Anyway, Last House on the Beach falls into Day of the Woman category of the "men have their way with innocent women only to have the tables turned on them by the end" genre in that it has no reason to exist beyond its ability to disgust. The ending, aka the comeuppance, feels tacked on at the last minute of filming (much like the ending of House on the Edge of the Park). There's no natural progression. We got an hour plus of women being harassed, terrorized, violated, beaten, stabbed, tortured, penetrated with canes, etc. It's all shot tastefully of course. We got the aforementioned slow motion. The director (from what I can remember) made a conscious effort not to show the naughty parts during any of the assaults. I guess for fear of titillating his perverted audience. Doesn't matter. We know what's going on.

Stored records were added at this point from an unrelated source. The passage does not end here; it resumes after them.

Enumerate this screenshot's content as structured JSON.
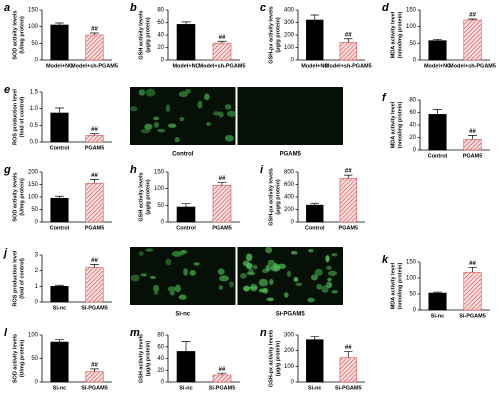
{
  "chart_data": [
    {
      "type": "bar",
      "panel": "a",
      "ylabel": [
        "SOD activity levels",
        "(U/mg protein)"
      ],
      "categories": [
        "Model+NC",
        "Model+sh-PGAM5"
      ],
      "values": [
        105,
        75
      ],
      "errors": [
        6,
        6
      ],
      "annotation": "##",
      "colors": [
        "#000000",
        "#d9534f"
      ],
      "hatch": [
        false,
        true
      ],
      "ylim": [
        0,
        150
      ],
      "yticks": [
        0,
        50,
        100,
        150
      ]
    },
    {
      "type": "bar",
      "panel": "b",
      "ylabel": [
        "GSH activity levels",
        "(μg/g protein)"
      ],
      "categories": [
        "Model+NC",
        "Model+sh-PGAM5"
      ],
      "values": [
        57,
        27
      ],
      "errors": [
        4,
        3
      ],
      "annotation": "##",
      "colors": [
        "#000000",
        "#d9534f"
      ],
      "hatch": [
        false,
        true
      ],
      "ylim": [
        0,
        80
      ],
      "yticks": [
        0,
        20,
        40,
        60,
        80
      ]
    },
    {
      "type": "bar",
      "panel": "c",
      "ylabel": [
        "GSH-px activity levels",
        "(μg/g protein)"
      ],
      "categories": [
        "Model+NC",
        "Model+sh-PGAM5"
      ],
      "values": [
        320,
        140
      ],
      "errors": [
        40,
        30
      ],
      "annotation": "##",
      "colors": [
        "#000000",
        "#d9534f"
      ],
      "hatch": [
        false,
        true
      ],
      "ylim": [
        0,
        400
      ],
      "yticks": [
        0,
        100,
        200,
        300,
        400
      ]
    },
    {
      "type": "bar",
      "panel": "d",
      "ylabel": [
        "MDA activity level",
        "(nmol/mg protein)"
      ],
      "categories": [
        "Model+NC",
        "Model+sh-PGAM5"
      ],
      "values": [
        58,
        120
      ],
      "errors": [
        4,
        3
      ],
      "annotation": "##",
      "colors": [
        "#000000",
        "#d9534f"
      ],
      "hatch": [
        false,
        true
      ],
      "ylim": [
        0,
        150
      ],
      "yticks": [
        0,
        50,
        100,
        150
      ]
    },
    {
      "type": "bar",
      "panel": "e",
      "ylabel": [
        "ROS production level",
        "(fold of control)"
      ],
      "categories": [
        "Control",
        "PGAM5"
      ],
      "values": [
        0.87,
        0.2
      ],
      "errors": [
        0.15,
        0.05
      ],
      "annotation": "##",
      "colors": [
        "#000000",
        "#d9534f"
      ],
      "hatch": [
        false,
        true
      ],
      "ylim": [
        0,
        1.5
      ],
      "yticks": [
        {
          "value": 0,
          "label": "0.0"
        },
        0.5,
        {
          "value": 1,
          "label": "1.0"
        },
        1.5
      ]
    },
    {
      "type": "bar",
      "panel": "f",
      "ylabel": [
        "MDA activity level",
        "(nmol/mg protein)"
      ],
      "categories": [
        "Control",
        "PGAM5"
      ],
      "values": [
        57,
        17
      ],
      "errors": [
        8,
        6
      ],
      "annotation": "##",
      "colors": [
        "#000000",
        "#d9534f"
      ],
      "hatch": [
        false,
        true
      ],
      "ylim": [
        0,
        80
      ],
      "yticks": [
        0,
        20,
        40,
        60,
        80
      ]
    },
    {
      "type": "bar",
      "panel": "g",
      "ylabel": [
        "SOD activity levels",
        "(U/mg protein)"
      ],
      "categories": [
        "Control",
        "PGAM5"
      ],
      "values": [
        95,
        155
      ],
      "errors": [
        8,
        15
      ],
      "annotation": "##",
      "colors": [
        "#000000",
        "#d9534f"
      ],
      "hatch": [
        false,
        true
      ],
      "ylim": [
        0,
        200
      ],
      "yticks": [
        0,
        50,
        100,
        150,
        200
      ]
    },
    {
      "type": "bar",
      "panel": "h",
      "ylabel": [
        "GSH activity levels",
        "(μg/g protein)"
      ],
      "categories": [
        "Control",
        "PGAM5"
      ],
      "values": [
        45,
        110
      ],
      "errors": [
        10,
        8
      ],
      "annotation": "##",
      "colors": [
        "#000000",
        "#d9534f"
      ],
      "hatch": [
        false,
        true
      ],
      "ylim": [
        0,
        150
      ],
      "yticks": [
        0,
        50,
        100,
        150
      ]
    },
    {
      "type": "bar",
      "panel": "i",
      "ylabel": [
        "GSH-px activity levels",
        "(μg/g protein)"
      ],
      "categories": [
        "Control",
        "PGAM5"
      ],
      "values": [
        270,
        700
      ],
      "errors": [
        30,
        50
      ],
      "annotation": "##",
      "colors": [
        "#000000",
        "#d9534f"
      ],
      "hatch": [
        false,
        true
      ],
      "ylim": [
        0,
        800
      ],
      "yticks": [
        0,
        200,
        400,
        600,
        800
      ]
    },
    {
      "type": "bar",
      "panel": "j",
      "ylabel": [
        "ROS production level",
        "(fold of control)"
      ],
      "categories": [
        "Si-nc",
        "Si-PGAM5"
      ],
      "values": [
        1.0,
        2.2
      ],
      "errors": [
        0.07,
        0.2
      ],
      "annotation": "##",
      "colors": [
        "#000000",
        "#d9534f"
      ],
      "hatch": [
        false,
        true
      ],
      "ylim": [
        0,
        3
      ],
      "yticks": [
        0,
        1,
        2,
        3
      ]
    },
    {
      "type": "bar",
      "panel": "k",
      "ylabel": [
        "MDA activity level",
        "(nmol/mg protein)"
      ],
      "categories": [
        "Si-nc",
        "Si-PGAM5"
      ],
      "values": [
        53,
        118
      ],
      "errors": [
        3,
        15
      ],
      "annotation": "##",
      "colors": [
        "#000000",
        "#d9534f"
      ],
      "hatch": [
        false,
        true
      ],
      "ylim": [
        0,
        150
      ],
      "yticks": [
        0,
        50,
        100,
        150
      ]
    },
    {
      "type": "bar",
      "panel": "l",
      "ylabel": [
        "SOD activity levels",
        "(U/mg protein)"
      ],
      "categories": [
        "Si-nc",
        "Si-PGAM5"
      ],
      "values": [
        85,
        22
      ],
      "errors": [
        5,
        6
      ],
      "annotation": "##",
      "colors": [
        "#000000",
        "#d9534f"
      ],
      "hatch": [
        false,
        true
      ],
      "ylim": [
        0,
        100
      ],
      "yticks": [
        0,
        50,
        100
      ]
    },
    {
      "type": "bar",
      "panel": "m",
      "ylabel": [
        "GSH activity levels",
        "(μg/g protein)"
      ],
      "categories": [
        "Si-nc",
        "Si-PGAM5"
      ],
      "values": [
        52,
        12
      ],
      "errors": [
        17,
        3
      ],
      "annotation": "##",
      "colors": [
        "#000000",
        "#d9534f"
      ],
      "hatch": [
        false,
        true
      ],
      "ylim": [
        0,
        80
      ],
      "yticks": [
        0,
        20,
        40,
        60,
        80
      ]
    },
    {
      "type": "bar",
      "panel": "n",
      "ylabel": [
        "GSH-px activity levels",
        "(μg/g protein)"
      ],
      "categories": [
        "Si-nc",
        "Si-PGAM5"
      ],
      "values": [
        270,
        155
      ],
      "errors": [
        20,
        40
      ],
      "annotation": "##",
      "colors": [
        "#000000",
        "#d9534f"
      ],
      "hatch": [
        false,
        true
      ],
      "ylim": [
        0,
        300
      ],
      "yticks": [
        0,
        100,
        200,
        300
      ]
    }
  ],
  "micrographs": [
    {
      "labels": [
        "Control",
        "PGAM5"
      ]
    },
    {
      "labels": [
        "Si-nc",
        "Si-PGAM5"
      ]
    }
  ]
}
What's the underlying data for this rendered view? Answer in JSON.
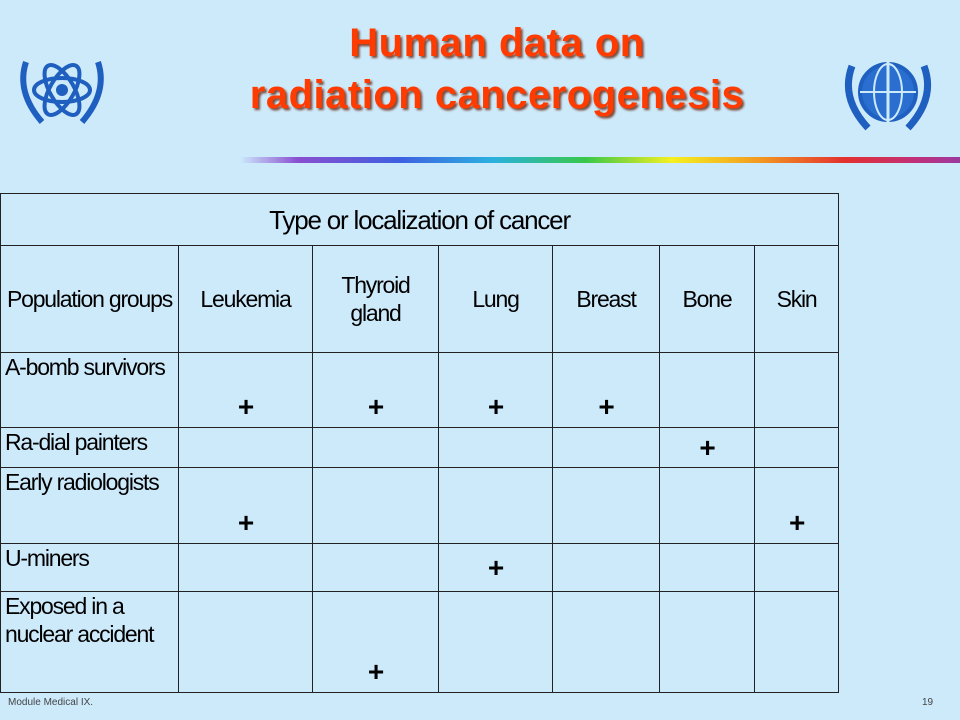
{
  "header": {
    "title_lines": [
      "Human data on",
      "radiation cancerogenesis"
    ]
  },
  "table": {
    "caption": "Type or localization of cancer",
    "columns": [
      "Population groups",
      "Leukemia",
      "Thyroid gland",
      "Lung",
      "Breast",
      "Bone",
      "Skin"
    ],
    "rows": [
      [
        "A-bomb survivors",
        "+",
        "+",
        "+",
        "+",
        null,
        null
      ],
      [
        "Ra-dial painters",
        null,
        null,
        null,
        null,
        "+",
        null
      ],
      [
        "Early radiologists",
        "+",
        null,
        null,
        null,
        null,
        "+"
      ],
      [
        "U-miners",
        null,
        null,
        "+",
        null,
        null,
        null
      ],
      [
        "Exposed in a nuclear accident",
        null,
        "+",
        null,
        null,
        null,
        null
      ]
    ]
  },
  "footer": {
    "module": "Module Medical IX.",
    "page": "19"
  }
}
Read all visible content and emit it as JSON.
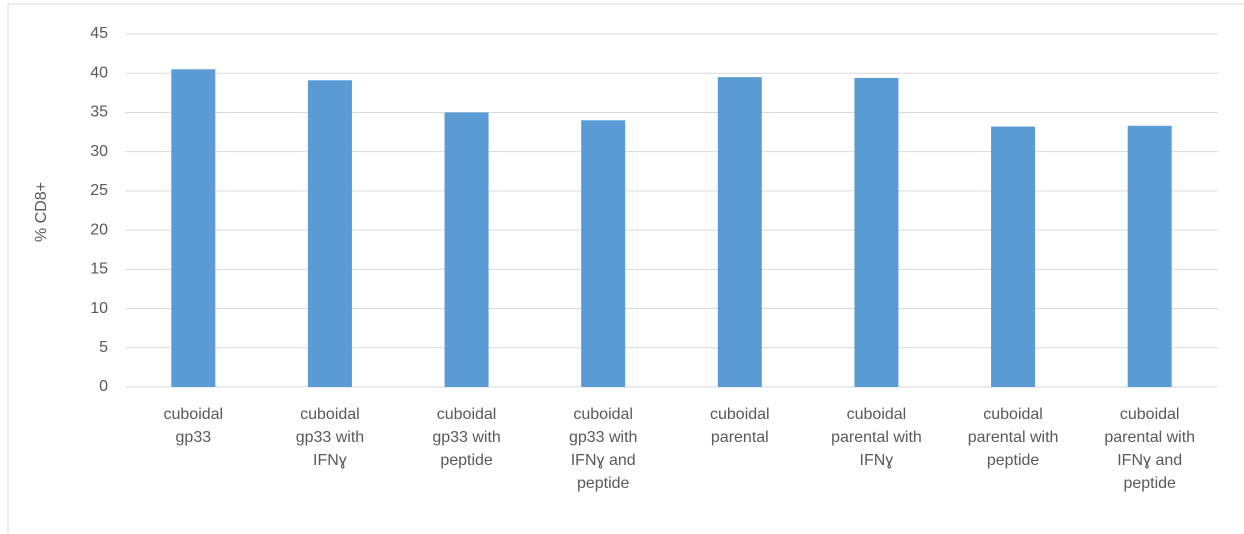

And then there's the one scene where Ralph Malph approaches a helplessly bound girl with his phallic cane. This shot was so "awesome" that the director chose to show it twice! Yes, you guessed it. In slow-mo!
For an exciting climax, we got the nun (trained as a nurse) doing the proverbial ol' "turning of the tables" and poisoning the wounded guy and blowing another guy's head off with the wounded, now dead, guy's gun. And so, it all comes down to a brief sequence pitting the Stockholm sufferer against our lovable rapist, Aldo. Are the girls justified in their vengeance? Of course. No question. Does the audience feel satisfied? Of course not. We're still hung up on all the torturing and, you know, the violating. Other than all the negative shit I just mentioned, Last House On the Beach is a borderline passable entertainment. Mainly because, once you take that shit out you got about five minutes of movie.
*For the record, I think Hitch-Hike and, in particular, Night Train Murders are pretty great pictures precisely because the rape isn't the point. They're both shocking, brutal and, yes, borderline misogynistic, but, like Last House on the Left, they place the characters (and the audience) in situations involving fairly heady moral quandaries.